La plus grande transparence doit être rapidement assurée
Les rares informations disponibles sur l’affaire ne permettent pas de mesurer pleinement son étendue et sa gravité, même si certaines circulent sur le nombre de dossiers problématiques ou sur la nature de certains d’entre eux. L’ASN a demandé à Areva de lui transmettre la liste des pièces concernées. Pour Greenpeace, il faut aller plus loin.
Afin d’assurer la plus grande transparence, nous demandons que cette liste de pièces soit rendue publique, ainsi que le détail des documents incriminés et de la nature des incohérences, omissions ou modifications relevées pour chacune des pièces concernées.
Au-delà de l’audit, un réexamen systématique des pièces est nécessaire
Dès lors qu’une erreur ou une manipulation des documents introduit un doute sur la conformité des pièces, seul un réexamen technique des pièces concernées peut permettre de le lever.

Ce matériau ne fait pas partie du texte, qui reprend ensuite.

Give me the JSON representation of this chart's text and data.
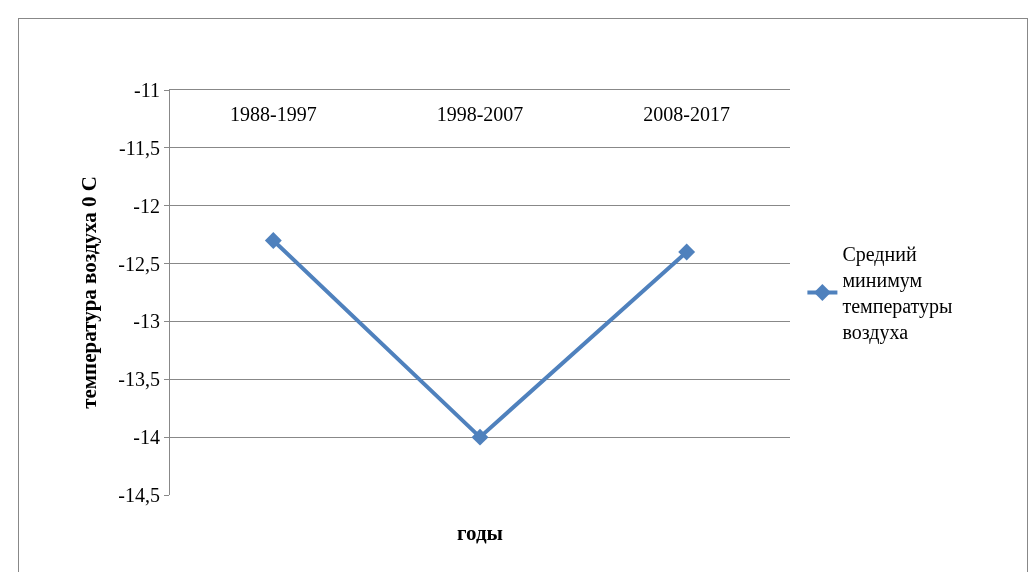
{
  "chart_data": {
    "type": "line",
    "xlabel": "годы",
    "ylabel": "температура воздуха 0 С",
    "categories": [
      "1988-1997",
      "1998-2007",
      "2008-2017"
    ],
    "series": [
      {
        "name": "Средний минимум температуры воздуха",
        "color": "#4f81bd",
        "values": [
          -12.3,
          -14,
          -12.4
        ]
      }
    ],
    "ylim": [
      -14.5,
      -11
    ],
    "yticks": [
      -11,
      {
        "value": -11.5,
        "label": "-11,5"
      },
      -12,
      {
        "value": -12.5,
        "label": "-12,5"
      },
      -13,
      {
        "value": -13.5,
        "label": "-13,5"
      },
      -14,
      {
        "value": -14.5,
        "label": "-14,5"
      }
    ],
    "grid": "y",
    "legend": "right",
    "marker": "diamond",
    "line_style": "solid"
  }
}
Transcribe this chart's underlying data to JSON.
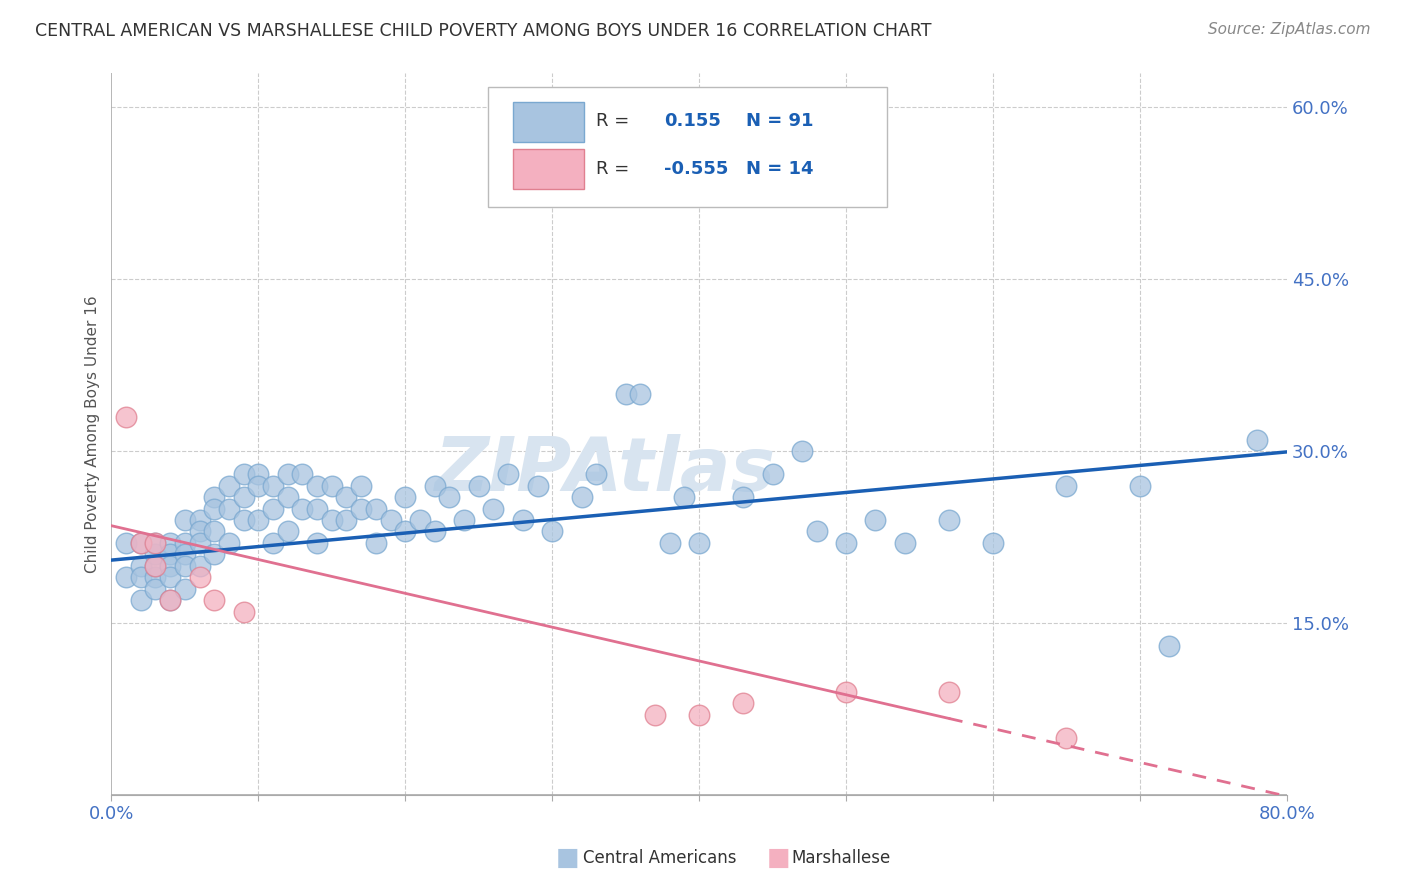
{
  "title": "CENTRAL AMERICAN VS MARSHALLESE CHILD POVERTY AMONG BOYS UNDER 16 CORRELATION CHART",
  "source": "Source: ZipAtlas.com",
  "ylabel": "Child Poverty Among Boys Under 16",
  "xlim": [
    0.0,
    0.8
  ],
  "ylim": [
    0.0,
    0.63
  ],
  "ytick_positions": [
    0.15,
    0.3,
    0.45,
    0.6
  ],
  "ytick_labels": [
    "15.0%",
    "30.0%",
    "45.0%",
    "60.0%"
  ],
  "R_central": 0.155,
  "N_central": 91,
  "R_marshall": -0.555,
  "N_marshall": 14,
  "blue_color": "#a8c4e0",
  "blue_edge_color": "#7aa8d0",
  "pink_color": "#f4b0c0",
  "pink_edge_color": "#e08090",
  "blue_line_color": "#1a5fb4",
  "pink_line_color": "#e07090",
  "legend_R_color": "#1a5fb4",
  "watermark_color": "#d8e4f0",
  "background_color": "#ffffff",
  "central_x": [
    0.01,
    0.01,
    0.02,
    0.02,
    0.02,
    0.02,
    0.03,
    0.03,
    0.03,
    0.03,
    0.03,
    0.04,
    0.04,
    0.04,
    0.04,
    0.04,
    0.05,
    0.05,
    0.05,
    0.05,
    0.05,
    0.06,
    0.06,
    0.06,
    0.06,
    0.07,
    0.07,
    0.07,
    0.07,
    0.08,
    0.08,
    0.08,
    0.09,
    0.09,
    0.09,
    0.1,
    0.1,
    0.1,
    0.11,
    0.11,
    0.11,
    0.12,
    0.12,
    0.12,
    0.13,
    0.13,
    0.14,
    0.14,
    0.14,
    0.15,
    0.15,
    0.16,
    0.16,
    0.17,
    0.17,
    0.18,
    0.18,
    0.19,
    0.2,
    0.2,
    0.21,
    0.22,
    0.22,
    0.23,
    0.24,
    0.25,
    0.26,
    0.27,
    0.28,
    0.29,
    0.3,
    0.32,
    0.33,
    0.35,
    0.36,
    0.38,
    0.39,
    0.4,
    0.43,
    0.45,
    0.47,
    0.48,
    0.5,
    0.52,
    0.54,
    0.57,
    0.6,
    0.65,
    0.7,
    0.72,
    0.78
  ],
  "central_y": [
    0.19,
    0.22,
    0.2,
    0.22,
    0.19,
    0.17,
    0.21,
    0.22,
    0.19,
    0.18,
    0.2,
    0.22,
    0.21,
    0.2,
    0.19,
    0.17,
    0.24,
    0.22,
    0.21,
    0.2,
    0.18,
    0.24,
    0.23,
    0.22,
    0.2,
    0.26,
    0.25,
    0.23,
    0.21,
    0.27,
    0.25,
    0.22,
    0.28,
    0.26,
    0.24,
    0.28,
    0.27,
    0.24,
    0.27,
    0.25,
    0.22,
    0.28,
    0.26,
    0.23,
    0.28,
    0.25,
    0.27,
    0.25,
    0.22,
    0.27,
    0.24,
    0.26,
    0.24,
    0.27,
    0.25,
    0.25,
    0.22,
    0.24,
    0.26,
    0.23,
    0.24,
    0.27,
    0.23,
    0.26,
    0.24,
    0.27,
    0.25,
    0.28,
    0.24,
    0.27,
    0.23,
    0.26,
    0.28,
    0.35,
    0.35,
    0.22,
    0.26,
    0.22,
    0.26,
    0.28,
    0.3,
    0.23,
    0.22,
    0.24,
    0.22,
    0.24,
    0.22,
    0.27,
    0.27,
    0.13,
    0.31
  ],
  "marshall_x": [
    0.01,
    0.02,
    0.03,
    0.03,
    0.04,
    0.06,
    0.07,
    0.09,
    0.37,
    0.4,
    0.43,
    0.5,
    0.57,
    0.65
  ],
  "marshall_y": [
    0.33,
    0.22,
    0.22,
    0.2,
    0.17,
    0.19,
    0.17,
    0.16,
    0.07,
    0.07,
    0.08,
    0.09,
    0.09,
    0.05
  ],
  "blue_intercept": 0.205,
  "blue_slope": 0.118,
  "pink_intercept": 0.235,
  "pink_slope": -0.295
}
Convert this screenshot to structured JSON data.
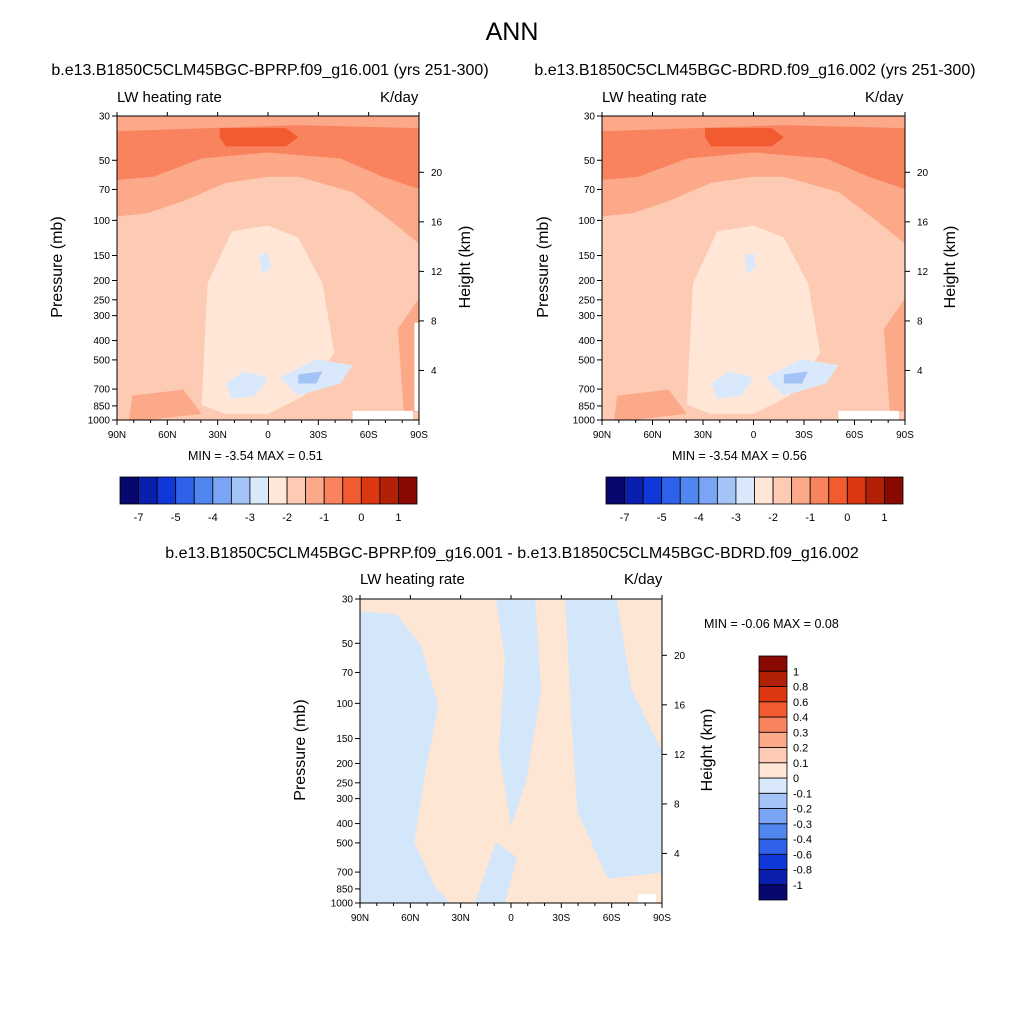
{
  "title": "ANN",
  "panels": [
    {
      "id": "p1",
      "title": "b.e13.B1850C5CLM45BGC-BPRP.f09_g16.001 (yrs 251-300)",
      "left_label": "LW heating rate",
      "right_label": "K/day",
      "ylabel": "Pressure (mb)",
      "ylabel_right": "Height (km)",
      "minmax": "MIN =  -3.54  MAX =   0.51"
    },
    {
      "id": "p2",
      "title": "b.e13.B1850C5CLM45BGC-BDRD.f09_g16.002 (yrs 251-300)",
      "left_label": "LW heating rate",
      "right_label": "K/day",
      "ylabel": "Pressure (mb)",
      "ylabel_right": "Height (km)",
      "minmax": "MIN =  -3.54  MAX =   0.56"
    },
    {
      "id": "p3",
      "title": "b.e13.B1850C5CLM45BGC-BPRP.f09_g16.001 - b.e13.B1850C5CLM45BGC-BDRD.f09_g16.002",
      "left_label": "LW heating rate",
      "right_label": "K/day",
      "ylabel": "Pressure (mb)",
      "ylabel_right": "Height (km)",
      "minmax": "MIN =  -0.06  MAX =   0.08"
    }
  ],
  "colorbar_main": {
    "colors": [
      "#08076e",
      "#0a1fae",
      "#1038d8",
      "#2e62ea",
      "#5185f0",
      "#7aa5f4",
      "#a4c4f8",
      "#d9e9fb",
      "#ffe6d6",
      "#fdcab3",
      "#fca98a",
      "#f8835e",
      "#f25b30",
      "#dc3711",
      "#b22006",
      "#880802"
    ],
    "labels": [
      "-7",
      "-5",
      "-4",
      "-3",
      "-2",
      "-1",
      "0",
      "1"
    ]
  },
  "colorbar_diff": {
    "colors": [
      "#08076e",
      "#0a1fae",
      "#1038d8",
      "#2e62ea",
      "#5185f0",
      "#7aa5f4",
      "#a4c4f8",
      "#d9e9fb",
      "#ffe6d6",
      "#fdcab3",
      "#fca98a",
      "#f8835e",
      "#f25b30",
      "#dc3711",
      "#b22006",
      "#880802"
    ],
    "labels": [
      "-1",
      "-0.8",
      "-0.6",
      "-0.4",
      "-0.3",
      "-0.2",
      "-0.1",
      "0",
      "0.1",
      "0.2",
      "0.3",
      "0.4",
      "0.6",
      "0.8",
      "1"
    ]
  },
  "chart_data": [
    {
      "type": "heatmap",
      "title": "b.e13.B1850C5CLM45BGC-BPRP.f09_g16.001 (yrs 251-300)",
      "subtitle_left": "LW heating rate",
      "units": "K/day",
      "xlabel": "",
      "ylabel": "Pressure (mb)",
      "ylabel_right": "Height (km)",
      "x_ticks": [
        "90N",
        "60N",
        "30N",
        "0",
        "30S",
        "60S",
        "90S"
      ],
      "y_ticks": [
        30,
        50,
        70,
        100,
        150,
        200,
        250,
        300,
        400,
        500,
        700,
        850,
        1000
      ],
      "y_right_ticks": [
        20,
        16,
        12,
        8,
        4
      ],
      "ylim": [
        1000,
        30
      ],
      "y_scale": "log",
      "levels": [
        -7,
        -5,
        -4,
        -3,
        -2,
        -1,
        0,
        1
      ],
      "min": -3.54,
      "max": 0.51
    },
    {
      "type": "heatmap",
      "title": "b.e13.B1850C5CLM45BGC-BDRD.f09_g16.002 (yrs 251-300)",
      "subtitle_left": "LW heating rate",
      "units": "K/day",
      "xlabel": "",
      "ylabel": "Pressure (mb)",
      "ylabel_right": "Height (km)",
      "x_ticks": [
        "90N",
        "60N",
        "30N",
        "0",
        "30S",
        "60S",
        "90S"
      ],
      "y_ticks": [
        30,
        50,
        70,
        100,
        150,
        200,
        250,
        300,
        400,
        500,
        700,
        850,
        1000
      ],
      "y_right_ticks": [
        20,
        16,
        12,
        8,
        4
      ],
      "ylim": [
        1000,
        30
      ],
      "y_scale": "log",
      "levels": [
        -7,
        -5,
        -4,
        -3,
        -2,
        -1,
        0,
        1
      ],
      "min": -3.54,
      "max": 0.56
    },
    {
      "type": "heatmap",
      "title": "b.e13.B1850C5CLM45BGC-BPRP.f09_g16.001 - b.e13.B1850C5CLM45BGC-BDRD.f09_g16.002",
      "subtitle_left": "LW heating rate",
      "units": "K/day",
      "xlabel": "",
      "ylabel": "Pressure (mb)",
      "ylabel_right": "Height (km)",
      "x_ticks": [
        "90N",
        "60N",
        "30N",
        "0",
        "30S",
        "60S",
        "90S"
      ],
      "y_ticks": [
        30,
        50,
        70,
        100,
        150,
        200,
        250,
        300,
        400,
        500,
        700,
        850,
        1000
      ],
      "y_right_ticks": [
        20,
        16,
        12,
        8,
        4
      ],
      "ylim": [
        1000,
        30
      ],
      "y_scale": "log",
      "levels": [
        -1,
        -0.8,
        -0.6,
        -0.4,
        -0.3,
        -0.2,
        -0.1,
        0,
        0.1,
        0.2,
        0.3,
        0.4,
        0.6,
        0.8,
        1
      ],
      "min": -0.06,
      "max": 0.08
    }
  ]
}
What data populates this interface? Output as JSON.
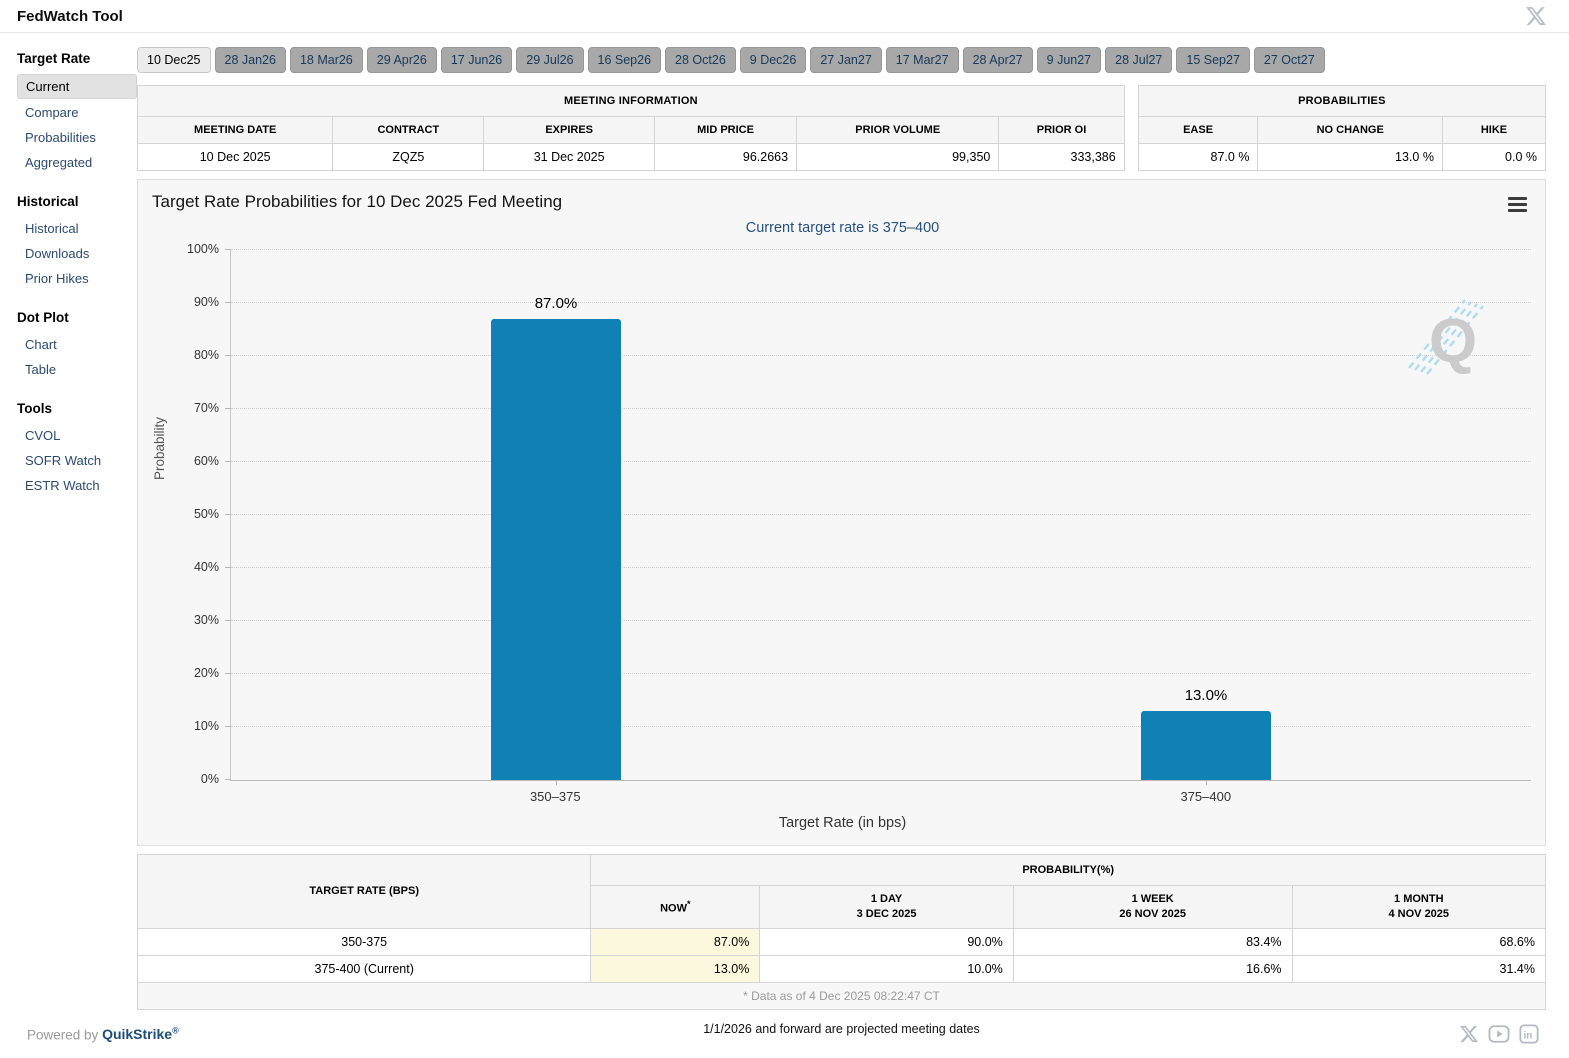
{
  "header": {
    "title": "FedWatch Tool"
  },
  "sidebar": {
    "sections": [
      {
        "title": "Target Rate",
        "items": [
          {
            "label": "Current",
            "selected": true
          },
          {
            "label": "Compare",
            "selected": false
          },
          {
            "label": "Probabilities",
            "selected": false
          },
          {
            "label": "Aggregated",
            "selected": false
          }
        ]
      },
      {
        "title": "Historical",
        "items": [
          {
            "label": "Historical",
            "selected": false
          },
          {
            "label": "Downloads",
            "selected": false
          },
          {
            "label": "Prior Hikes",
            "selected": false
          }
        ]
      },
      {
        "title": "Dot Plot",
        "items": [
          {
            "label": "Chart",
            "selected": false
          },
          {
            "label": "Table",
            "selected": false
          }
        ]
      },
      {
        "title": "Tools",
        "items": [
          {
            "label": "CVOL",
            "selected": false
          },
          {
            "label": "SOFR Watch",
            "selected": false
          },
          {
            "label": "ESTR Watch",
            "selected": false
          }
        ]
      }
    ]
  },
  "tabs": {
    "selected_index": 0,
    "items": [
      "10 Dec25",
      "28 Jan26",
      "18 Mar26",
      "29 Apr26",
      "17 Jun26",
      "29 Jul26",
      "16 Sep26",
      "28 Oct26",
      "9 Dec26",
      "27 Jan27",
      "17 Mar27",
      "28 Apr27",
      "9 Jun27",
      "28 Jul27",
      "15 Sep27",
      "27 Oct27"
    ]
  },
  "meeting_info": {
    "title": "MEETING INFORMATION",
    "columns": [
      "MEETING DATE",
      "CONTRACT",
      "EXPIRES",
      "MID PRICE",
      "PRIOR VOLUME",
      "PRIOR OI"
    ],
    "values": [
      "10 Dec 2025",
      "ZQZ5",
      "31 Dec 2025",
      "96.2663",
      "99,350",
      "333,386"
    ]
  },
  "probabilities": {
    "title": "PROBABILITIES",
    "columns": [
      "EASE",
      "NO CHANGE",
      "HIKE"
    ],
    "values": [
      "87.0 %",
      "13.0 %",
      "0.0 %"
    ]
  },
  "chart_data": {
    "type": "bar",
    "title": "Target Rate Probabilities for 10 Dec 2025 Fed Meeting",
    "subtitle": "Current target rate is 375–400",
    "categories": [
      "350–375",
      "375–400"
    ],
    "values": [
      87.0,
      13.0
    ],
    "value_labels": [
      "87.0%",
      "13.0%"
    ],
    "xlabel": "Target Rate (in bps)",
    "ylabel": "Probability",
    "ylim": [
      0,
      100
    ],
    "ytick_step": 10,
    "ytick_suffix": "%",
    "bar_color": "#0f81b4",
    "grid": "horizontal-dotted",
    "legend": "none"
  },
  "bottom_table": {
    "rate_header": "TARGET RATE (BPS)",
    "group_header": "PROBABILITY(%)",
    "now_label": "NOW",
    "now_sup": "*",
    "subcolumns": [
      {
        "line1": "1 DAY",
        "line2": "3 DEC 2025"
      },
      {
        "line1": "1 WEEK",
        "line2": "26 NOV 2025"
      },
      {
        "line1": "1 MONTH",
        "line2": "4 NOV 2025"
      }
    ],
    "rows": [
      [
        "350-375",
        "87.0%",
        "90.0%",
        "83.4%",
        "68.6%"
      ],
      [
        "375-400 (Current)",
        "13.0%",
        "10.0%",
        "16.6%",
        "31.4%"
      ]
    ],
    "footnote": "* Data as of 4 Dec 2025 08:22:47 CT"
  },
  "notes": {
    "projected": "1/1/2026 and forward are projected meeting dates"
  },
  "footer": {
    "powered_by": "Powered by",
    "brand": "QuikStrike",
    "brand_sup": "®",
    "icons": [
      "x-icon",
      "youtube-icon",
      "linkedin-icon"
    ]
  },
  "colors": {
    "bar": "#0f81b4",
    "subtitle": "#26517e",
    "tab_selected_bg": "#ececec",
    "tab_bg": "#a8a8a8",
    "now_highlight": "#fbf8dd",
    "panel_bg": "#f7f7f7"
  }
}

Greenpeace demande ainsi que, dès publication de la liste des installations concernées, celles-ci soient immédiatement stoppées en attendant qu’un premier examen permette d’identifier les contrôles à effectuer, et les démonstrations complémentaires à apporter, afin de lever les doutes sur la qualité de toutes les pièces incriminées.
Réacteurs en construction : l’EPR, génération suspecte
L’EPR de Flamanville est le premier concerné par ces problèmes de non-conformité. C’est en effet sur les calottes du couvercle et du fond de sa cuve que les premières « anomalies sérieuses » constatées par l’ASN ont été annoncées au printemps 2015. L’excès de carbone présent dans leur partie centrale remet en cause leur capacité mécanique à résister à la rupture brutale dans certaines conditions (liées notamment à la nécessité, dans certaines circonstances d’incident, d’injecter d’importantes quantités d’eau froide dans la cuve, entraînant un risque de choc thermique).
Cela signifie que l’EPR de Taishan, en construction en Chine, pourrait être également impacté par ces découvertes, de même que ceux, encore en projet, d’Hinkley Point en Angleterre.
Et cela démontre surtout l’incapacité d’Areva à maîtriser et à contrôler les processus en cours dans l’industrie nucléaire, ce qui par ricochet témoigne de l’impérieuse nécessité de programmer la réduction de la part du nucléaire dans le plan pluriannuel de l’énergie qui doit encore faire suite à la loi Transition énergétique votée l’année dernière.